Anti-Money Laundering Efforts Discussed

  • The House Financial Institutions and Consumer Credit Subcommittee held a hearing to discuss the US government’s anti-money laundering efforts under the BSA (Banking Secrecy Act). Voices from both the public and private sector recommended a number of courses of action for the US to cut down on financial crime, ranging from re-writing de-risking policies to make them more concise and effective, and updating the rules of the now forty-seven year-old law to bring them in line with new challenges. (read here).

Financial Class Action Rules Move Forward

  • The Consumer Financial Protection Bureau (CFPB) adopted a rule on Monday which will allow Americans to band together in class-action lawsuits against financial companies, as well as ending practices of forced arbitration.

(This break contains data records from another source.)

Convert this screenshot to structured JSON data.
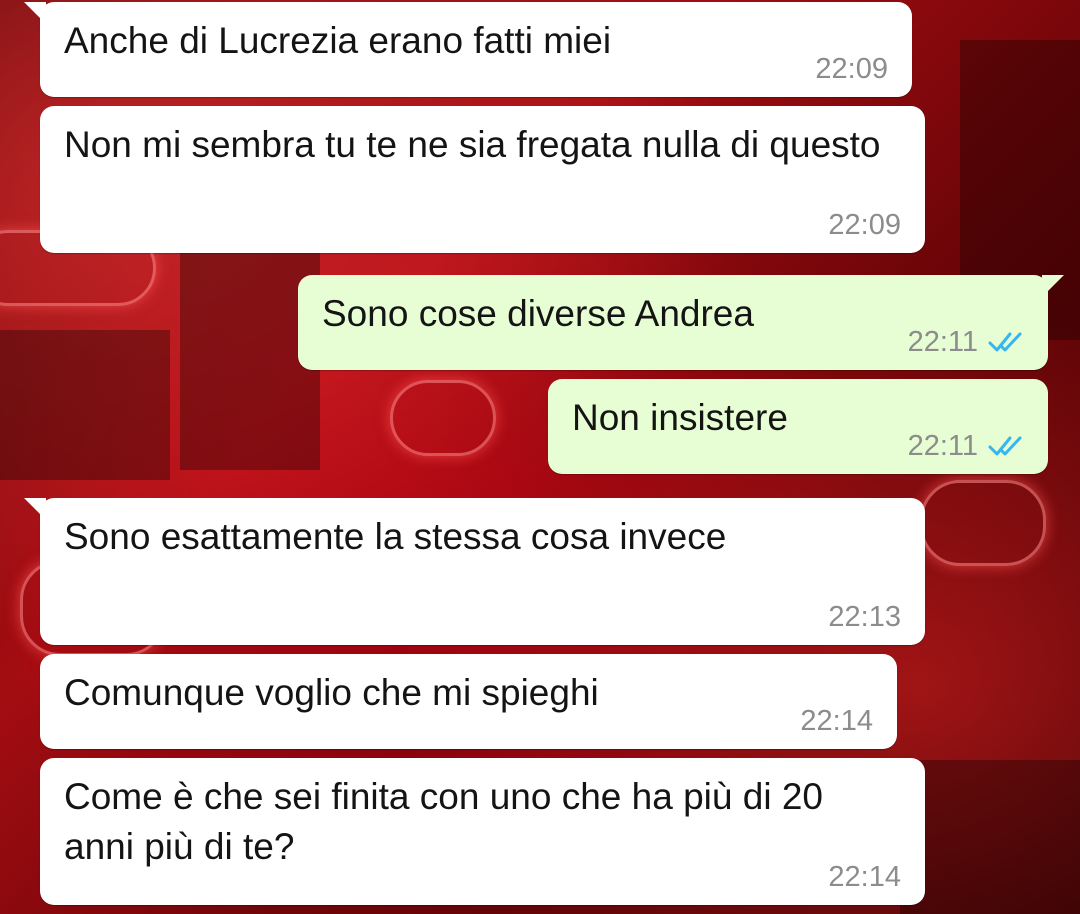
{
  "messages": [
    {
      "direction": "incoming",
      "text": "Anche di Lucrezia erano fatti miei",
      "time": "22:09"
    },
    {
      "direction": "incoming",
      "text": "Non mi sembra tu te ne sia fregata nulla di questo",
      "time": "22:09"
    },
    {
      "direction": "outgoing",
      "text": "Sono cose diverse Andrea",
      "time": "22:11",
      "status_icon": "double-check-read-icon"
    },
    {
      "direction": "outgoing",
      "text": "Non insistere",
      "time": "22:11",
      "status_icon": "double-check-read-icon"
    },
    {
      "direction": "incoming",
      "text": "Sono esattamente la stessa cosa invece",
      "time": "22:13"
    },
    {
      "direction": "incoming",
      "text": "Comunque voglio che mi spieghi",
      "time": "22:14"
    },
    {
      "direction": "incoming",
      "text": "Come è che sei finita con uno che ha più di 20 anni più di te?",
      "time": "22:14"
    }
  ],
  "colors": {
    "incoming_bubble": "#ffffff",
    "outgoing_bubble": "#e7fdd3",
    "timestamp": "#8c8c8c",
    "read_ticks": "#34b7f1"
  }
}
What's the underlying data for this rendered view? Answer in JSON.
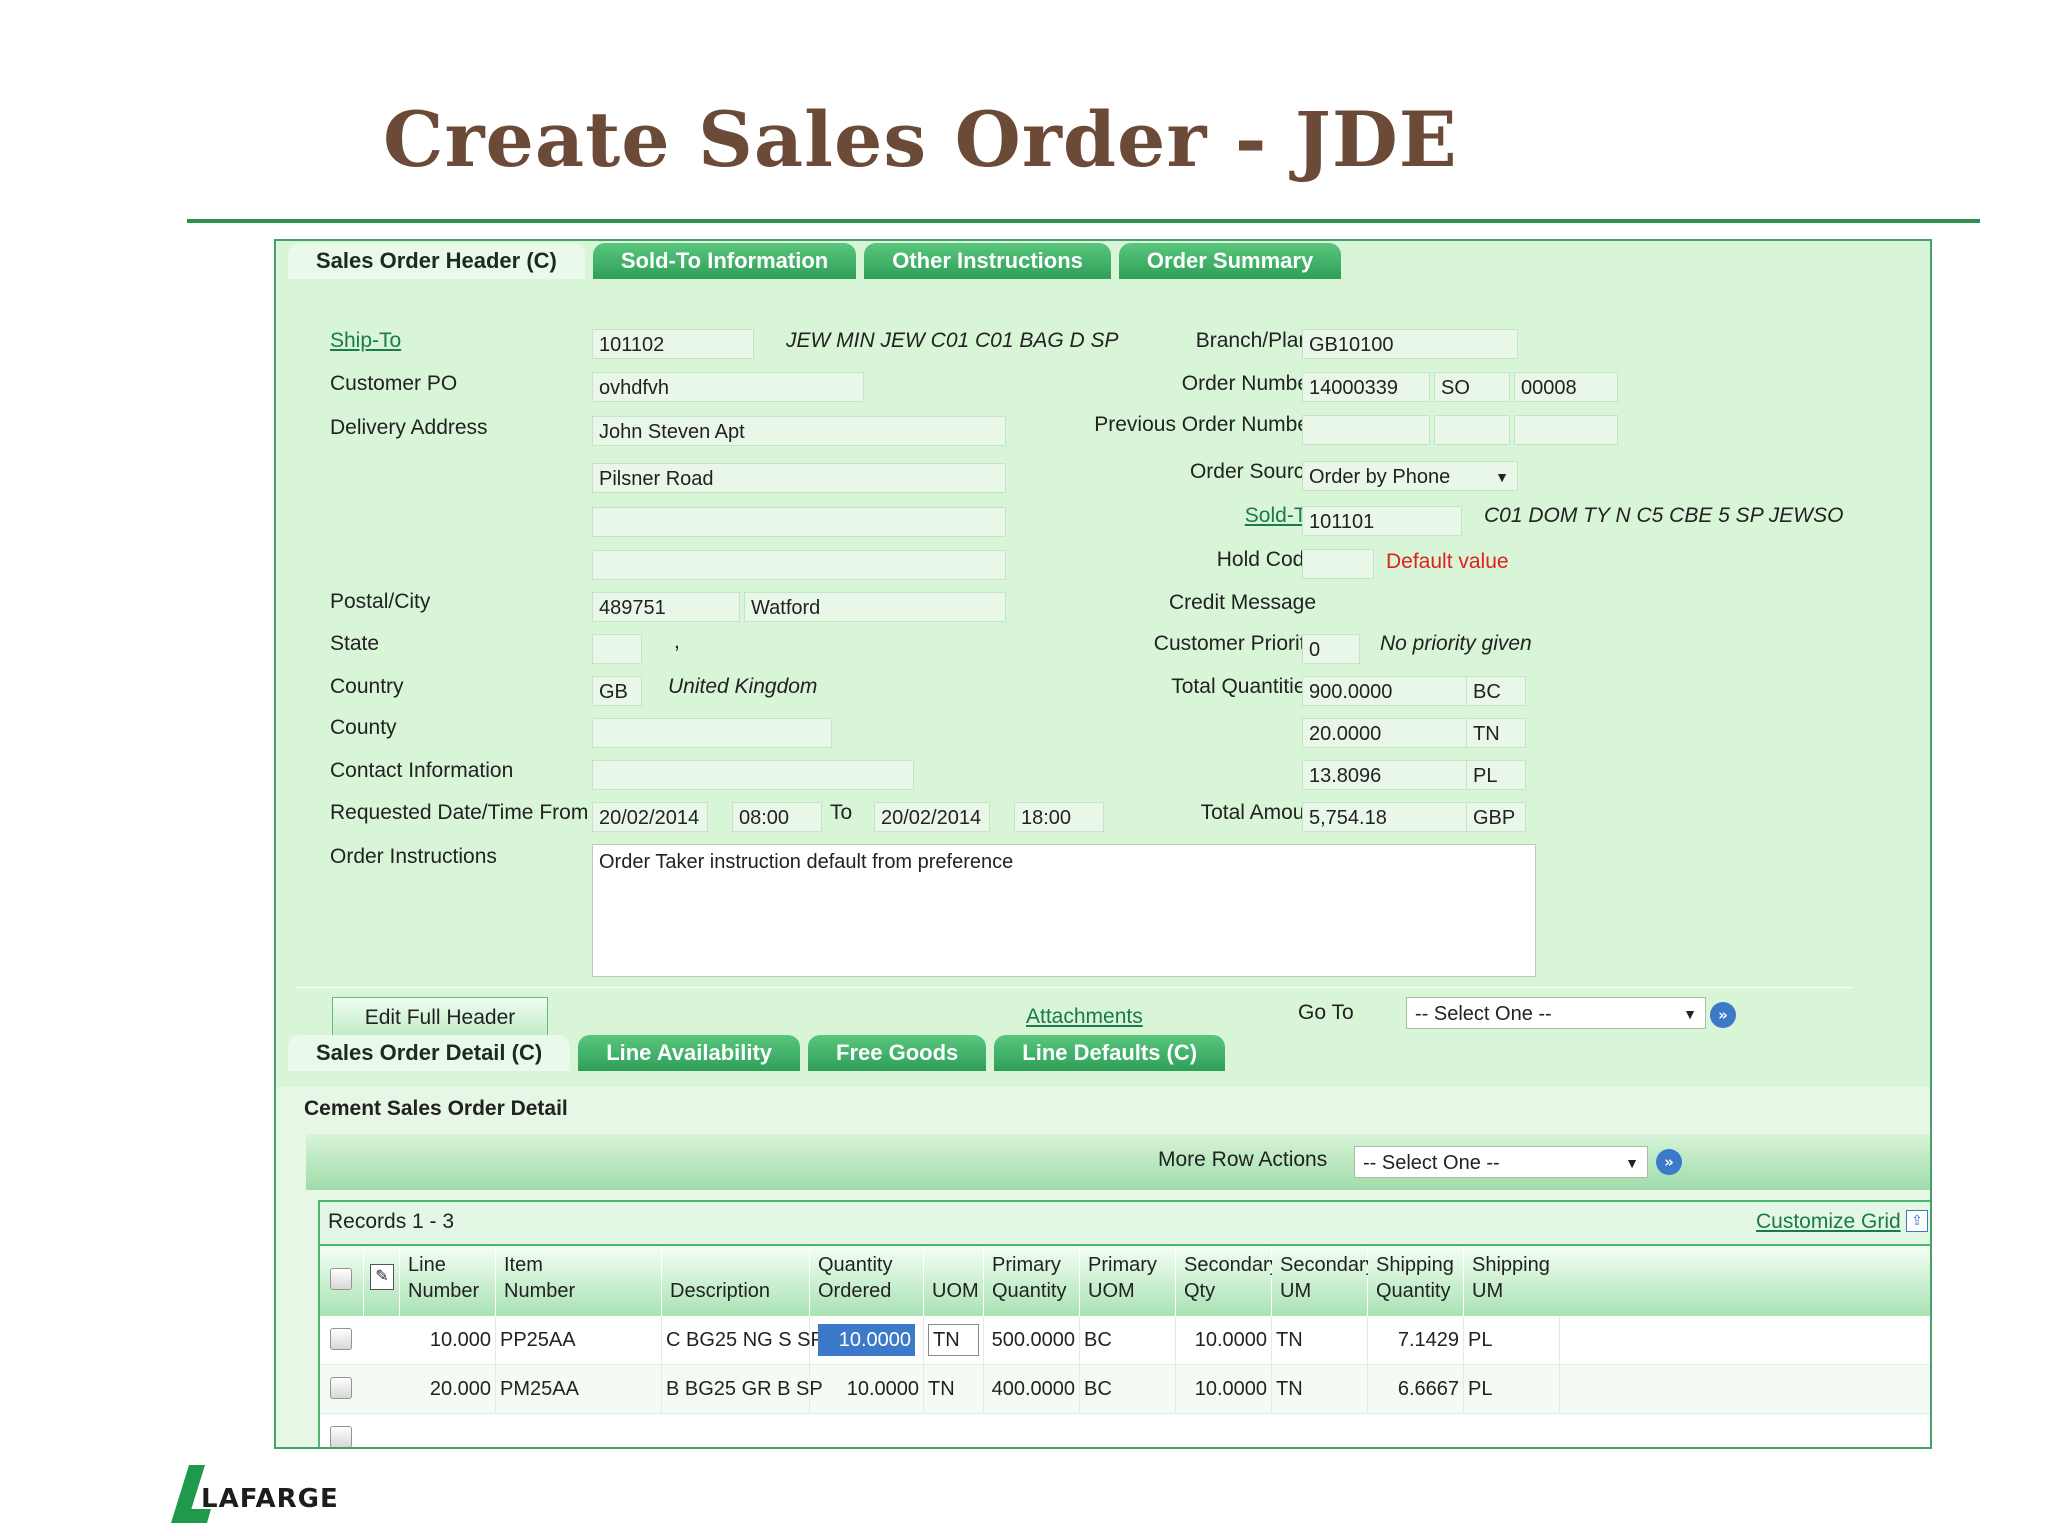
{
  "slide": {
    "title": "Create Sales Order - JDE",
    "brand": "LAFARGE"
  },
  "header_tabs": [
    "Sales Order Header (C)",
    "Sold-To Information",
    "Other Instructions",
    "Order Summary"
  ],
  "left": {
    "ship_to_label": "Ship-To",
    "ship_to": "101102",
    "ship_to_desc": "JEW MIN JEW C01 C01 BAG D SP",
    "customer_po_label": "Customer PO",
    "customer_po": "ovhdfvh",
    "delivery_address_label": "Delivery Address",
    "addr1": "John Steven Apt",
    "addr2": "Pilsner Road",
    "postal_city_label": "Postal/City",
    "postal": "489751",
    "city": "Watford",
    "state_label": "State",
    "state_desc": ",",
    "country_label": "Country",
    "country": "GB",
    "country_desc": "United Kingdom",
    "county_label": "County",
    "contact_label": "Contact Information",
    "req_label": "Requested Date/Time From",
    "req_date_from": "20/02/2014",
    "req_time_from": "08:00",
    "to_label": "To",
    "req_date_to": "20/02/2014",
    "req_time_to": "18:00",
    "instructions_label": "Order Instructions",
    "instructions": "Order Taker instruction default from preference"
  },
  "right": {
    "branch_label": "Branch/Plant",
    "branch": "GB10100",
    "order_number_label": "Order Number",
    "order_number": "14000339",
    "order_type": "SO",
    "order_co": "00008",
    "prev_order_label": "Previous Order Number",
    "order_source_label": "Order Source",
    "order_source": "Order by Phone",
    "sold_to_label": "Sold-To",
    "sold_to": "101101",
    "sold_to_desc": "C01 DOM TY N C5 CBE 5 SP JEWSO",
    "hold_code_label": "Hold Code",
    "hold_default": "Default value",
    "credit_label": "Credit Message",
    "priority_label": "Customer Priority",
    "priority": "0",
    "priority_desc": "No priority given",
    "totals_label": "Total Quantities",
    "totals": [
      {
        "qty": "900.0000",
        "uom": "BC"
      },
      {
        "qty": "20.0000",
        "uom": "TN"
      },
      {
        "qty": "13.8096",
        "uom": "PL"
      }
    ],
    "amount_label": "Total Amount",
    "amount": "5,754.18",
    "currency": "GBP"
  },
  "actions": {
    "edit_header": "Edit Full Header",
    "attachments": "Attachments",
    "goto_label": "Go To",
    "goto_select": "-- Select One --"
  },
  "detail_tabs": [
    "Sales Order Detail (C)",
    "Line Availability",
    "Free Goods",
    "Line Defaults (C)"
  ],
  "detail": {
    "section_title": "Cement Sales Order Detail",
    "more_actions_label": "More Row Actions",
    "more_actions_select": "-- Select One --",
    "records": "Records 1 - 3",
    "customize": "Customize Grid",
    "columns": [
      [
        "Line",
        "Number"
      ],
      [
        "Item",
        "Number"
      ],
      [
        "",
        "Description"
      ],
      [
        "Quantity",
        "Ordered"
      ],
      [
        "",
        "UOM"
      ],
      [
        "Primary",
        "Quantity"
      ],
      [
        "Primary",
        "UOM"
      ],
      [
        "Secondary",
        "Qty"
      ],
      [
        "Secondary",
        "UM"
      ],
      [
        "Shipping",
        "Quantity"
      ],
      [
        "Shipping",
        "UM"
      ]
    ],
    "rows": [
      [
        "10.000",
        "PP25AA",
        "C BG25 NG S SP",
        "10.0000",
        "TN",
        "500.0000",
        "BC",
        "10.0000",
        "TN",
        "7.1429",
        "PL"
      ],
      [
        "20.000",
        "PM25AA",
        "B BG25 GR B SP",
        "10.0000",
        "TN",
        "400.0000",
        "BC",
        "10.0000",
        "TN",
        "6.6667",
        "PL"
      ]
    ]
  }
}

The rule may face staunch opposition from Republicans, as it is speculated that the agency itself may be dissolved as part of the Trump administration’s de-regulation mandate. (read here).

E.U. News:

EU Policymakers warned they should mirror US banking reforms

  • European Union policymakers have been warned that they should "take the same view" as their US counterparts on banking sector reforms or risk limiting growth in the European bloc, according to senior figures at BNP Paribas and Societe Generale. There "will be a real gap" and an "unlevel playing field" according to Séverin Cabannes, the deputy chief executive officer of Societe Generale, if the two regions diverge on the implementation of Post banking crisis regulation such as Basel III. (read here).

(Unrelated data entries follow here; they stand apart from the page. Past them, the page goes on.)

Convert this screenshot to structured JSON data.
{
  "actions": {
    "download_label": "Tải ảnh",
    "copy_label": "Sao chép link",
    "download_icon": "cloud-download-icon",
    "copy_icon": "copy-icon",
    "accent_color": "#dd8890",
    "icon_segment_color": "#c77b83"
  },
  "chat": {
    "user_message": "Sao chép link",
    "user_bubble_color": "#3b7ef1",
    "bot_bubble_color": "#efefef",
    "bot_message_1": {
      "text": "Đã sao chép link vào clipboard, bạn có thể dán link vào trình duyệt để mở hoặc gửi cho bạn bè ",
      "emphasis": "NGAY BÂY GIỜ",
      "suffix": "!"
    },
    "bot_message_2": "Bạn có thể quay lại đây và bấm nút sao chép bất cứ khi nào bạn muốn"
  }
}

FCA concerns over drawdown pensions

  • More people are taking out so-called drawdown pensions without taking advice, the City regulator has warned. The Financial Conduct Authority (FCA) said 30% of consumers go in to drawdown without getting guidance. That compares with just 5% before the pension freedoms were introduced in April 2015. The FCA said twice as many consumers are now using drawdown rather than annuities, which provide a fixed income for life. It is also worried that too many annuity providers are leaving the market, which it said could bring a risk of weakened competition. (read here).

ESMA

  • The European Securities and Markets Authority (ESMA) has warned regulators in the EU27 to raise awareness on outsourcing arrangements with UK providers once it withdraws from the EU as it publishes Brexit relocation guidance for investment management, investment firms and trading venues. It warns against “letter-box” entities and says investment firms must comply with the Mifid framework from day one and on an on-going basis. Because the UK plays a prominent role in the single market, Esma warns a consistent supervisory approach to safeguard investor protection, the orderly functioning of financial markets and financial stability is important. (read here).

Global News:

MiFID II Beyond the EU

  • A recent industry call organized by the International Swaps and Derivatives Association, covered by the Financial Times, illustrated that global market are still coming up to speed with the impacts of MiFID II. This is for good reason: JWG, a UK financial markets consultancy, estimates that perhaps a third of the rules are still to be formalized. Concerns about cost and global compliance are still rampant with only six months left to go before the regulations are rolled out. (read here).

 

China Moves for FinReg Update

  • China’s National Financial Work Conference (NFWC), a meeting of the country’s top regulatory powers which takes place every five years, will be held this Friday, July 14th. The results of the closed-door meeting will have widely-felt ramifications on the country’s regulatory policy, coming at an especially prudent time as President Xi Jinping has recently replaced most of his highest-ranking economic staff, and moves to curb the nations rising private-sector debt have inadvertently lowered cash availability for businesses. (read here).